NAVIGATING THE UNKNOWN

I felt completely helpless, lost and unsure if I was out of my depth, given that I was a new therapist myself, recently hired. However, I learned that I had to be patient and stop looking for the answers I didn’t have and just meet Emily where she was at. She challenged me in every way possible, but it gave us both an opportunity to grow.

Figuring her out was a puzzle to me, and we made a lot of progress in just being able to build rapport by playing in whatever way made sense to her. As the pandemic continued, we did virtual therapy, eventually switching to in-person therapy. We made my office her safe place where she could weekly come and play and build a trusting connection with me. As we built trust, she was able to use sand tray play to give me an insight to her internal world, her struggles and how she saw things, and this helped me so much in knowing how to support her when she verbally couldn’t tell me what was wrong and how she felt. The sand tray play helped her develop language and use third person characters to express feelings and be able to start to trust not only herself, but me as well.


MOVING FORWARD ON THE HEALING JOURNEY

As she built resiliency, language and awareness of her own feelings, I was able to start doing EMDR* resourcing with her. I introduced this tool to help her become more connected to feelings she wanted to feel like bravery, calmness and safety by using her safe place imagery when needed, and she used these tools to become stronger. I saw her bloom into a more secure, more talkative little girl, and then when we felt she was ready, she reprocessed her strongest traumatic memory.

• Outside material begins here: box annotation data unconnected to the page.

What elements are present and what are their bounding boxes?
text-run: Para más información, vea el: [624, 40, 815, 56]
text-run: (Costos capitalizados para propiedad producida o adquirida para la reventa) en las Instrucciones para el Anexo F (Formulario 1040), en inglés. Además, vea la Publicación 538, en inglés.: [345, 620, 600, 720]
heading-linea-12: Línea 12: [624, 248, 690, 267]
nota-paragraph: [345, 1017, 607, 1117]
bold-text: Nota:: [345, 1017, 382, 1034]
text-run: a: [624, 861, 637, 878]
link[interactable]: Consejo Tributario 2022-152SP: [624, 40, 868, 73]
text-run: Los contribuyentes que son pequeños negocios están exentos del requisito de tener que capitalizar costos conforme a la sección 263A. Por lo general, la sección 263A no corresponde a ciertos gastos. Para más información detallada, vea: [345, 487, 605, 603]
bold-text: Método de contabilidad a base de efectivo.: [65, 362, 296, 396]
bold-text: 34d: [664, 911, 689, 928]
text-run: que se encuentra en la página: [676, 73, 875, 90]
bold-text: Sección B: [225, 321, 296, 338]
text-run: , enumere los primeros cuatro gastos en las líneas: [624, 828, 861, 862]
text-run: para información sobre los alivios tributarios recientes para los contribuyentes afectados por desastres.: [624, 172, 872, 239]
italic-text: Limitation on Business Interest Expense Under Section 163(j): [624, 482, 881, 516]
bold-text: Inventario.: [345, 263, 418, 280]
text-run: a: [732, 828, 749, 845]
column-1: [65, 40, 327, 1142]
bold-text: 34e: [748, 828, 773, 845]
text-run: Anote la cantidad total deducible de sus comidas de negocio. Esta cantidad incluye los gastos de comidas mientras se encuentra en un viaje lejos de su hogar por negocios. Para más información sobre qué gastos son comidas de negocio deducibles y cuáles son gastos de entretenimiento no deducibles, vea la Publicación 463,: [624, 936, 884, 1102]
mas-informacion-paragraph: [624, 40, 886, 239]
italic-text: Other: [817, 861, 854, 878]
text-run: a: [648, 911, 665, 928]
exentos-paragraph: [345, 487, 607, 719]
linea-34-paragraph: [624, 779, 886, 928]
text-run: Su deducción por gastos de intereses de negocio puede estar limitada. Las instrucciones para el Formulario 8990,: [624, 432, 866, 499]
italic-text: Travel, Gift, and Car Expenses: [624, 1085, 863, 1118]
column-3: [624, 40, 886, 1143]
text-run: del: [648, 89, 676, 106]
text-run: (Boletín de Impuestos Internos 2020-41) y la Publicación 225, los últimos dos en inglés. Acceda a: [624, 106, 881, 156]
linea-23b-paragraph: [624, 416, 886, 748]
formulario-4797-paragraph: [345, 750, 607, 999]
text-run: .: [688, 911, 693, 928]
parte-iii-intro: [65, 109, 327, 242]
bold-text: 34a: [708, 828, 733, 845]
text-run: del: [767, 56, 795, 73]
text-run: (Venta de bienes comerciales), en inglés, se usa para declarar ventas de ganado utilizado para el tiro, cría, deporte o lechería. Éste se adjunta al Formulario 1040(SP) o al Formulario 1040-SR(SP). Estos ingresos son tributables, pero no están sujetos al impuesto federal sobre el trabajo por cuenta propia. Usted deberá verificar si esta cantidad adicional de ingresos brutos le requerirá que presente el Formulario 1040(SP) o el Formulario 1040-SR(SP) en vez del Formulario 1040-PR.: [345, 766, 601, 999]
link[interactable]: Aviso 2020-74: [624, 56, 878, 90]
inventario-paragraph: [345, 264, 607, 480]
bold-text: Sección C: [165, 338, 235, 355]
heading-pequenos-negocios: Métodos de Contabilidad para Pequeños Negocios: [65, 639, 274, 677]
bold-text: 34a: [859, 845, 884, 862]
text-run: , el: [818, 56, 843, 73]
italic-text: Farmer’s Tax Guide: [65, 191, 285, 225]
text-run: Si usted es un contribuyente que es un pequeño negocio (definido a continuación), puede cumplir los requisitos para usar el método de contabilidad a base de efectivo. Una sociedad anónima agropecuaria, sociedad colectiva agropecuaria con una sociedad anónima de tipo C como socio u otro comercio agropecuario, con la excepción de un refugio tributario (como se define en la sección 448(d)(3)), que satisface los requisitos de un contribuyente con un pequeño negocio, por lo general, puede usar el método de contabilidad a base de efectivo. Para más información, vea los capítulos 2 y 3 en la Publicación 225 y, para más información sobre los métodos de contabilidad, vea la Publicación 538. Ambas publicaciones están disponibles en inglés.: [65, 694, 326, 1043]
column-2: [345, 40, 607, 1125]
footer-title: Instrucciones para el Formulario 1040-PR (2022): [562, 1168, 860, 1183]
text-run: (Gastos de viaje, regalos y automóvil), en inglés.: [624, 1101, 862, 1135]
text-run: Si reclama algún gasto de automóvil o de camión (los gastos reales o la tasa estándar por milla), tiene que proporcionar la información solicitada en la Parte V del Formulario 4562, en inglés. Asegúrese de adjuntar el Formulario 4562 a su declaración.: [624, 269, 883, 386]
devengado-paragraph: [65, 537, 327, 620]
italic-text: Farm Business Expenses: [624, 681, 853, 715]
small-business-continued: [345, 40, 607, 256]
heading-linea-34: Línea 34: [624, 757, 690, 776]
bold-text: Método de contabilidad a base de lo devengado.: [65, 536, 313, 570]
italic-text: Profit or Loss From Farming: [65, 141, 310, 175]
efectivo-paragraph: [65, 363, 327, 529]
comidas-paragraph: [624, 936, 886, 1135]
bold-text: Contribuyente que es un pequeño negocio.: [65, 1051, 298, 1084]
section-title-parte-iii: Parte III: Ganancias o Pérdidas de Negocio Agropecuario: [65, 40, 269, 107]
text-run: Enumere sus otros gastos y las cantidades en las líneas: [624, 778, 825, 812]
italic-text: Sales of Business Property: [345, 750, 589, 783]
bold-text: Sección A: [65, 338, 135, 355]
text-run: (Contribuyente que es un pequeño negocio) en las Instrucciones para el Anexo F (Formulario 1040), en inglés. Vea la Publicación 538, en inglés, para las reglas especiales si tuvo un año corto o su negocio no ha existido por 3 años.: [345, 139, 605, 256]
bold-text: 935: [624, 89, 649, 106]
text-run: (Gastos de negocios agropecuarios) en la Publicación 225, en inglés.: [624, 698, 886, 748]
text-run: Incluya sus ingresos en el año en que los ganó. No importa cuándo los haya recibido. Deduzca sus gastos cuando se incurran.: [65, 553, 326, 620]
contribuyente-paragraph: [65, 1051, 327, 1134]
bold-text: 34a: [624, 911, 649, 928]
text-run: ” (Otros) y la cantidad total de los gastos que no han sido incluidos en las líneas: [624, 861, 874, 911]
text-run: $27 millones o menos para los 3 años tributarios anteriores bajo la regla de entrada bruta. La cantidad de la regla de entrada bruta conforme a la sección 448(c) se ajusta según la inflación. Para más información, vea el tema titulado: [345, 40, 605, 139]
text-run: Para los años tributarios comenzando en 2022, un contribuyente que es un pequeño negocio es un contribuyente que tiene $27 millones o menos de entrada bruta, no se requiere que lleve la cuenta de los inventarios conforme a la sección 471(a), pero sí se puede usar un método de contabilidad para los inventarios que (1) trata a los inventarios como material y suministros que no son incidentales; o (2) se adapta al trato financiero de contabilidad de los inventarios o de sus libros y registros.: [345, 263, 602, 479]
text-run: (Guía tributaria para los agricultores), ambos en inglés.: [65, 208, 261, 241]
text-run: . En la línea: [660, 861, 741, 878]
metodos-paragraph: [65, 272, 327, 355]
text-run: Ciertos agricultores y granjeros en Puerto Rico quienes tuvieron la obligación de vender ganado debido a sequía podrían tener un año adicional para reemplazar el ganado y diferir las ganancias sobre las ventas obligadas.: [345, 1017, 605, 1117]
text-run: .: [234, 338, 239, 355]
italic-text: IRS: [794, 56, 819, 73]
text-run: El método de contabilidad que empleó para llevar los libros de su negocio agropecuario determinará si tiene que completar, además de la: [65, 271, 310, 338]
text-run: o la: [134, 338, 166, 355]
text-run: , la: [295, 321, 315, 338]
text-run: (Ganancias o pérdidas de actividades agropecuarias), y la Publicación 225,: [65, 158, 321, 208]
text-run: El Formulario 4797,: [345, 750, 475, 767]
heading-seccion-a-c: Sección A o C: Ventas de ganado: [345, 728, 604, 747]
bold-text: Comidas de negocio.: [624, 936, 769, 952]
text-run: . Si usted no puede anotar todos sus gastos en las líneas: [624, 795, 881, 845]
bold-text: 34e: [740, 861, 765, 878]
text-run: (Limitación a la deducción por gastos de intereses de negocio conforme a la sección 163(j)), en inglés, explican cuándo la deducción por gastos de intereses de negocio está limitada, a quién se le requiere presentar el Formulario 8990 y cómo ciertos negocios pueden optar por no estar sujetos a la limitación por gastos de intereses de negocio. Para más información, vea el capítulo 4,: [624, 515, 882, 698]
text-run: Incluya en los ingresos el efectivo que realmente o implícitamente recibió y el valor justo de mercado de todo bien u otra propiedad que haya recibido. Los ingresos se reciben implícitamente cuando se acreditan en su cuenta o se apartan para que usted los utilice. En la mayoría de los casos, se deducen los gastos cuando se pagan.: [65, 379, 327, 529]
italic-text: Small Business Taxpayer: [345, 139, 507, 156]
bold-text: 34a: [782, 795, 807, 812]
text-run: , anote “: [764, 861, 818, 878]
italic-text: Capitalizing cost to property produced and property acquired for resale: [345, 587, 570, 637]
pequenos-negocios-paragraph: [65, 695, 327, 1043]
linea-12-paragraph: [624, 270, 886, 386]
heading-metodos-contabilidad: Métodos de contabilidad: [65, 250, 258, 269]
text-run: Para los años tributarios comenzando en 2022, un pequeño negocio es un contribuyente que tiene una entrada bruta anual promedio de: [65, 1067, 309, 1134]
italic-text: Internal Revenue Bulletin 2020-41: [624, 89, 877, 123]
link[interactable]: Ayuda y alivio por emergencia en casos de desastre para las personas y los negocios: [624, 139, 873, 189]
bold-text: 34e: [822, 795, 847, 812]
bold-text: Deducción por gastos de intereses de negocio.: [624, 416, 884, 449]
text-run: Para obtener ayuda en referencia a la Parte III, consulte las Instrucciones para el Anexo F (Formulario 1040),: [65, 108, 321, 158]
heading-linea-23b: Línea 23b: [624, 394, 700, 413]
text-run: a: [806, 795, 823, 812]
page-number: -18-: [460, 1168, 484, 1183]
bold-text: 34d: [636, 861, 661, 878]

Being in a room with her and helping her desensitize the strongest memory she had was so powerful in ways that words cannot explain. I watched her process and grieve and reminded her that she was okay as I guided her through the end of her processing. This was a huge win for her and for me because she trusted me enough to be able to re-experience something so unimaginable in order to heal from it. (This was also my first in-person EMDR session since I had been trained virtually! 😊)


We continued to do weekly therapy, and although Emily could not yet “speak” or discuss her abuse, she was at least feeling more calm, safe and free of the pain associated with the memories. We continued to develop skills, and Emily was finally able to acknowledge and speak about both of her traumas (the sexual abuse and the removal from her home). She was now writing her trauma narratives with me and was curious, asked questions, grieved and regulated her feelings all on her own.


She was coming to therapy weekly ready to talk and tell her story, and I couldn’t have been any more proud of her. She had completely blown me away at how much she had grown and developed her verbal capacity to speak about what had happened. There were many styles of therapy that I was stumped on when working with her, but the only thing that Emily needed from me was time. She needed things to slow down to her pace and her level in order for her to feel safe and take that step of trusting again.

EMILY'S ROAD TO RESILIENCY

Emily is doing very well and is now 14 years old. She was successfully discharged from therapy and graduated middle school, serving as the student commencement speaker! She is now a freshman who is excited to join activities and talked about wanting to go to college to be a lawyer in the future. She has taught me a lot as a therapist, and I hope everyone can learn something from her story of growth.


*EMDR stands for Eye Movement Desensitization Reprocessing and is an evidence-based treatment for helping clients work through traumatic memories and manage their body’s response to those memories.